All the while the Frenchman talked about his mound, he was watching my eyes like a cardplayer to see if I might put him in the way of it. I knew him a little bit by now, and I believe he did want to study that mound, just like he wanted to study birds, cause he was a real scientist, he was born curious, he was the nosiest damn man I ever come across. But he would loot them graves first thing, because some way he was starved by life, and greedy, and here was maybe his last chance at fame and fortune. I was watching him as close as he watched me, and I seen his crippled hand twitch while he spoke.

"Well," say I, "one day I was out des -ecrating with my oldest boy, had ten-twelve pretty skulls lined up on a log, airing out, y'know. Chip the crown off for your ashtray, rig the head for your cigars. For a human humidor you just can't beat it." I hum a little, taking my time. "Them redskin skulls done up artistic for the tourist trade will bring you some nice spot cash down to Key West."

He is really staring. "Com maung?" he says. These Frenchmen say "Come on!" like it's a question-Com- maung?

"Yessir. One them skulls had a hole conched into it, and I give that one to my boy, and he stuck a buzzard feather in there, looked real pretty." I let him sit with that one for a minute.

He says in a funny voice, "Where this place was?" He couldn't take the chance I might be fooling.

"Nosir," I says, "I wouldn't let on to my worst enemy about that place!" and I drop my voice right down to a whisper and touch knees. "Cause when we lined them skulls up, put the feather in, why, all of a sudden, them trees went silent on us! That silence was so silent it was ringing!" I set there and nod at him awhile. "Yessir, we was plenty scared, and we got out of there, and we ain't never been back. Left them twelve skulls lined up on that log grinning good-bye. Cause that ringing silence, know what that was?
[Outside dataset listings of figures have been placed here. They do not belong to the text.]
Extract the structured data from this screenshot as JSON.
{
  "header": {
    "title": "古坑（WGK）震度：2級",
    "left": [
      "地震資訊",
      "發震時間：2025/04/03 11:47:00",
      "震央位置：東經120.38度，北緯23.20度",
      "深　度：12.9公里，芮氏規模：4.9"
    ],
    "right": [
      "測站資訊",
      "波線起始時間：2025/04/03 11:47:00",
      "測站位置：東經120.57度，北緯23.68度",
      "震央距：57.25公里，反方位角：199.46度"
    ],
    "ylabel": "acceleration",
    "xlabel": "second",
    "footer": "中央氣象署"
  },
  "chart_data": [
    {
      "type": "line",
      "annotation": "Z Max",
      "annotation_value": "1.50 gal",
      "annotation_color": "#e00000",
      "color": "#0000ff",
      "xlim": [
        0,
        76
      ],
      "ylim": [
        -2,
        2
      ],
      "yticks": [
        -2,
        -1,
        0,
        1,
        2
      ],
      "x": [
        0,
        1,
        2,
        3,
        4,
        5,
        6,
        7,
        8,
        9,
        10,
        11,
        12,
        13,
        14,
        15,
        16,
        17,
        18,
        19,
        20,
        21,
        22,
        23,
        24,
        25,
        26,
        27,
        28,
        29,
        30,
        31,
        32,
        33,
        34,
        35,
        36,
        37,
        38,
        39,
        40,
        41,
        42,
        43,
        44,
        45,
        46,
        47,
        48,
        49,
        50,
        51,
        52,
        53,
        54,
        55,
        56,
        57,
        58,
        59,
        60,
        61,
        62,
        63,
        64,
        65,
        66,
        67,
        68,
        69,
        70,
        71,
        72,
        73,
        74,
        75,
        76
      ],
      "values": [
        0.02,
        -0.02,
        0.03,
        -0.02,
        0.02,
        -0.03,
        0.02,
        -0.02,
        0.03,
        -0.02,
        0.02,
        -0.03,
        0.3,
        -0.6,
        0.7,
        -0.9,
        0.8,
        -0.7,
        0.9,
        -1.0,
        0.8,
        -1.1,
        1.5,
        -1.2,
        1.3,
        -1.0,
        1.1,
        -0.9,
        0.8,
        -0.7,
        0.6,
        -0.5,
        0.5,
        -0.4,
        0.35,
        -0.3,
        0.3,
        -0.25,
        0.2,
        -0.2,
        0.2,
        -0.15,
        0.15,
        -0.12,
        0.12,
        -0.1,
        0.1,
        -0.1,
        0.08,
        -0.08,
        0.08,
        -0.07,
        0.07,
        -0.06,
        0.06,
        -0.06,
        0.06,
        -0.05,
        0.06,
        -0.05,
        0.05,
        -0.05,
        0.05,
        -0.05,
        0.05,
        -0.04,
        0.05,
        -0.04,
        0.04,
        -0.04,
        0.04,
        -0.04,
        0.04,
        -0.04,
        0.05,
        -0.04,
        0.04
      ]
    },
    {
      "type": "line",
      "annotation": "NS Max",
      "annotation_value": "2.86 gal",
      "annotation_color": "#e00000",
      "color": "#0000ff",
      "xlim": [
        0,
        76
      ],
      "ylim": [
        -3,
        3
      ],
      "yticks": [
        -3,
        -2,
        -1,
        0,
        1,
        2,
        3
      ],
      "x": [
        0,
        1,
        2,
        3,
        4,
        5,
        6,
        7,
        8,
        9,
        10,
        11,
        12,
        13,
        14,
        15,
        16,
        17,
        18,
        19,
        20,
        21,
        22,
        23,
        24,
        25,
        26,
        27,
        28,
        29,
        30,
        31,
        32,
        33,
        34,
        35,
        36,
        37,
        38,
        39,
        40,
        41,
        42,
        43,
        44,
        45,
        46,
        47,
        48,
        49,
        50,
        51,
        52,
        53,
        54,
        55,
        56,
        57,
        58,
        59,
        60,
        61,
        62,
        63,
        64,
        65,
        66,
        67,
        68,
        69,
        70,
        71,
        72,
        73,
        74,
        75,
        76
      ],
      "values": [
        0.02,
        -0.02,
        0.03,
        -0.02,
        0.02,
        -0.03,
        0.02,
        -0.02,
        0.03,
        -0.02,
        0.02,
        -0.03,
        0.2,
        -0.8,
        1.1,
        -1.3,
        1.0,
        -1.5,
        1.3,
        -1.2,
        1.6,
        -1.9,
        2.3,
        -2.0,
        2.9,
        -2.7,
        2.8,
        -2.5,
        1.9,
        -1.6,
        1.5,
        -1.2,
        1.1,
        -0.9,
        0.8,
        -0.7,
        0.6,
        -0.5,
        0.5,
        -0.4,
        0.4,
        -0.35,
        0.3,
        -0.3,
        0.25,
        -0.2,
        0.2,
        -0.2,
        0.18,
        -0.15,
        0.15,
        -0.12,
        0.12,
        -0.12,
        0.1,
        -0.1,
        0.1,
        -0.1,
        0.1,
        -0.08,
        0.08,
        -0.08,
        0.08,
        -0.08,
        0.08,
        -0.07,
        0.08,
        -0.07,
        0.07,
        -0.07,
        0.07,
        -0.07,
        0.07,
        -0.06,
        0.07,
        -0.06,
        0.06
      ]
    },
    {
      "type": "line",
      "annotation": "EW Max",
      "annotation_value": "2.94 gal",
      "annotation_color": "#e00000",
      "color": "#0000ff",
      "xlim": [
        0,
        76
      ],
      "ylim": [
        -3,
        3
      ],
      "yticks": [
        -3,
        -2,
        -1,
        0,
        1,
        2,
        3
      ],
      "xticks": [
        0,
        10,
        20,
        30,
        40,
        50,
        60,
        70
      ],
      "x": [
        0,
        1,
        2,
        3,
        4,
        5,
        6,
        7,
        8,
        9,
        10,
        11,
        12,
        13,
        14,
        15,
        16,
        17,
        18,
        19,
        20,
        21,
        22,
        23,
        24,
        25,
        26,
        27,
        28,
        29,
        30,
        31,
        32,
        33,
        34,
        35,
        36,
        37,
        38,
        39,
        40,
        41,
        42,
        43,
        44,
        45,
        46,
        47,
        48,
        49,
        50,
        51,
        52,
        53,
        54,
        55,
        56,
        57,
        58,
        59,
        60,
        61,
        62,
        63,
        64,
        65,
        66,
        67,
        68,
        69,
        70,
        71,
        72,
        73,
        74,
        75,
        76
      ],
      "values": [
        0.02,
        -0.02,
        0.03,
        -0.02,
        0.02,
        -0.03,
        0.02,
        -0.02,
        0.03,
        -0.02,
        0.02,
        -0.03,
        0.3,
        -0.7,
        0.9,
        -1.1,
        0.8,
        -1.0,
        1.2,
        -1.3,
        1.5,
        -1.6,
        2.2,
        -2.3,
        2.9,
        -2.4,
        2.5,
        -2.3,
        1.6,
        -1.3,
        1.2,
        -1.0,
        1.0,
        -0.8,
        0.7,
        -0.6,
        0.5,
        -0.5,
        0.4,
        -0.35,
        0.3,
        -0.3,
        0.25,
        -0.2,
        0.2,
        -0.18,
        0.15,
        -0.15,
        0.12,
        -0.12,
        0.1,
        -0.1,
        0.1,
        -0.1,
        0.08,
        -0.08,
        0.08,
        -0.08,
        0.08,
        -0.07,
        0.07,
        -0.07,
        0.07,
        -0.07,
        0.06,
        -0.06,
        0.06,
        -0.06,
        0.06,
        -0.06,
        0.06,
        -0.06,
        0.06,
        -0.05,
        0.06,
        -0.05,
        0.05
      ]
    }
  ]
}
That was the venging spirits of Calusa Indins!"

Then I show him my Indin face, refusing to answer any questions for his own damn good, and he had to accept that out of his great respect for the noble redskin. He went away, shaking his head over the idea that a Indin could desecrate Indin graves, and bound and determined to do some desecrating on his own. I knowed just the mound the Frenchman wanted, and after that day, until he died, one of my kids was generally his guide, to keep him headed off the scent, keep him away from there as best we could.
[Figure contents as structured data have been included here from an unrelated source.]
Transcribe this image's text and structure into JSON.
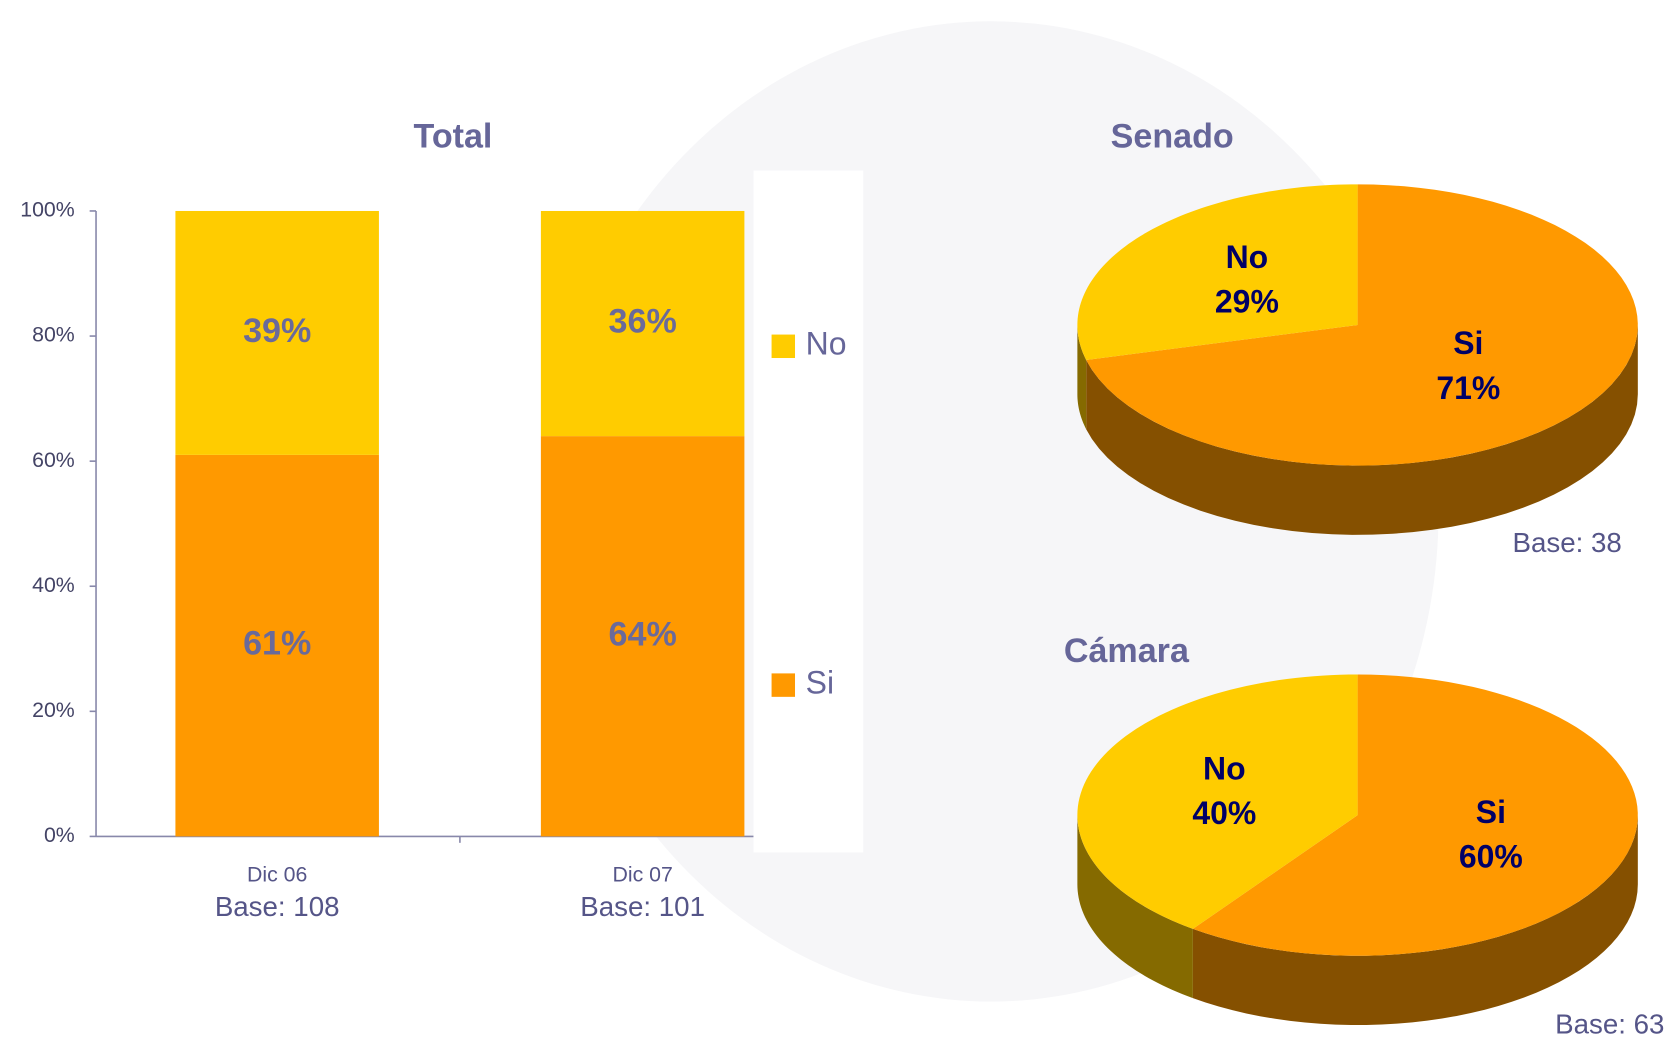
{
  "chart_data": [
    {
      "type": "bar",
      "stacked": true,
      "title": "Total",
      "categories": [
        "Dic 06",
        "Dic 07"
      ],
      "base_labels": [
        "Base: 108",
        "Base: 101"
      ],
      "series": [
        {
          "name": "Si",
          "color": "#ff9900",
          "values": [
            61,
            64
          ],
          "value_labels": [
            "61%",
            "64%"
          ]
        },
        {
          "name": "No",
          "color": "#ffcc00",
          "values": [
            39,
            36
          ],
          "value_labels": [
            "39%",
            "36%"
          ]
        }
      ],
      "ylim": [
        0,
        100
      ],
      "yticks": [
        {
          "value": 0,
          "label": "0%"
        },
        {
          "value": 20,
          "label": "20%"
        },
        {
          "value": 40,
          "label": "40%"
        },
        {
          "value": 60,
          "label": "60%"
        },
        {
          "value": 80,
          "label": "80%"
        },
        {
          "value": 100,
          "label": "100%"
        }
      ],
      "legend": "right"
    },
    {
      "type": "pie",
      "title": "Senado",
      "categories": [
        "Si",
        "No"
      ],
      "values": [
        71,
        29
      ],
      "value_labels": [
        "71%",
        "29%"
      ],
      "colors": [
        "#ff9900",
        "#ffcc00"
      ],
      "base": "Base: 38"
    },
    {
      "type": "pie",
      "title": "Cámara",
      "categories": [
        "Si",
        "No"
      ],
      "values": [
        60,
        40
      ],
      "value_labels": [
        "60%",
        "40%"
      ],
      "colors": [
        "#ff9900",
        "#ffcc00"
      ],
      "base": "Base: 63"
    }
  ]
}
Every one of these small creeks and canals had some kind of small shell mound at the head of it, he could hack his way into a hundred and not hit the right one. But south and west of Possum Key, well hid from the world in all them miles of mangrove, was a big old clamshell mound called Gopher Key, had a Calusa-built canal we called Sim's Creek that led straight out to the Gulf of Mexico. Don't know too much about ol' Sim, might been one them misfits from the Civil War hid out back up there on that key, took plenty of gopher tortoise for his dinner. Gopher Key weren't the place Chevelier was after, but it give him enough shell to dig the whole rest of his life.